A “derivation” of the laws of eternal progression

    based on work by Dr. John H. Gardner, B.Y.U. Physics Dept.

 

The following is a "derivation" of the laws of eternal progression and a discussion of their implications, taken from my father's writings. Note that it is not really a rigorous derivation, it is more a motivational derivation—that is, based on similarities and hunches, equations and properties are guessed at. But the exercise is, I believe, still profitable.

 

An important symmetry in the derivation of modern physics is the "gauge" symmetry (so-named for historical reasons). If, under a change of scale (i.e., size), no other properties of an object change, that object is said to have gauge symmetry. (An example would be the ratio of the circumference of a circle to its radius—it always remains equal to 2π, even if the circle changes size.) Let us designate knowledge by Q and think of it as something learned. The change of Q over time is learning. We will postulate that learning exhibits gauge symmetry.

 

The motivation for this postulate is taken from the parable of the talents.

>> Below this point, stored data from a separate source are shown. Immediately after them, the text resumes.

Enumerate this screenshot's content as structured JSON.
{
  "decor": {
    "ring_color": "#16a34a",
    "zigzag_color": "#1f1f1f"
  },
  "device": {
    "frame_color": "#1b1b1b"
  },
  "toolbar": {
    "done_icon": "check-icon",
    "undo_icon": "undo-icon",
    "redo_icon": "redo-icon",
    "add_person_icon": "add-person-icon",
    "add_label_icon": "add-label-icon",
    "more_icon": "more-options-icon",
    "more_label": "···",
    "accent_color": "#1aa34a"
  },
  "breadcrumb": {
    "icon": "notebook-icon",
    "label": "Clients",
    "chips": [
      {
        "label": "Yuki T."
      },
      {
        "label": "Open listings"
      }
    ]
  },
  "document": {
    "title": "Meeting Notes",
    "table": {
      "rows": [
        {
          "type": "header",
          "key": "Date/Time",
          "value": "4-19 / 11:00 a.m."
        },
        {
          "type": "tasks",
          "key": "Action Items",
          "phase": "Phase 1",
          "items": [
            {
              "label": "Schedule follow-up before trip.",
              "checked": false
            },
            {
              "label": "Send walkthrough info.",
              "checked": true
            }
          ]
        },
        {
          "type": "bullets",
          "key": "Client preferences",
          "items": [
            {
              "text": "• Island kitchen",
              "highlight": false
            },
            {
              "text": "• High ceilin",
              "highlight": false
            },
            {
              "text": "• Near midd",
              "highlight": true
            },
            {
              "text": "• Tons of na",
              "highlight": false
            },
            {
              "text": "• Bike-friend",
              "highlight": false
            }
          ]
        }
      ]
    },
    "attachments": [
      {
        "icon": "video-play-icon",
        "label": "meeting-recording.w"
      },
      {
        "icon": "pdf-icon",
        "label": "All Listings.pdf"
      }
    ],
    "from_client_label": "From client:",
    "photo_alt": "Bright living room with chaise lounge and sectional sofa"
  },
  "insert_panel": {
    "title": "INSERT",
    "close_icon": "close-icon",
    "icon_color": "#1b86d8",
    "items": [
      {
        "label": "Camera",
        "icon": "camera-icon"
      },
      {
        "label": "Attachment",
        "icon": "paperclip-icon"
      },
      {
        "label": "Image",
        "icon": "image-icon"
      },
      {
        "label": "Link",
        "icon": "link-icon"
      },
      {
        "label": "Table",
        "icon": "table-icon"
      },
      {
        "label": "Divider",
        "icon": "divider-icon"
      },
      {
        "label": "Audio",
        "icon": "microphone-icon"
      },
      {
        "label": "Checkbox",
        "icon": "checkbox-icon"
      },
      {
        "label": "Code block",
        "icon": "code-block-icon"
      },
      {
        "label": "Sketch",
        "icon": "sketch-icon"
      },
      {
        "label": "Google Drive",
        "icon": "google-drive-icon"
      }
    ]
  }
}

The servant with 5 earns 5 more, the servant with 3 earns 3 more. We are told that this is what it is like in the kingdom of heaven, implying that it is an eternal law. (Compare also the statements, "where much is given, much is expected" and "if a man gains more knowledge in this life it will be so much the better for him in the next life"—loose quotes.) The reason these show gauge symmetry is because the expectation is independent of the initial size—each servant doubles his goods and is equally rewarded for his efforts, independent of the starting number.

 

 

In order to be exponential, learning must be more than simple accumulation of knowledge. Accumulation, by its nature, is a linear process. Exponential growth occurs during those "aha!" experiences where we assimilate information and transform our understanding.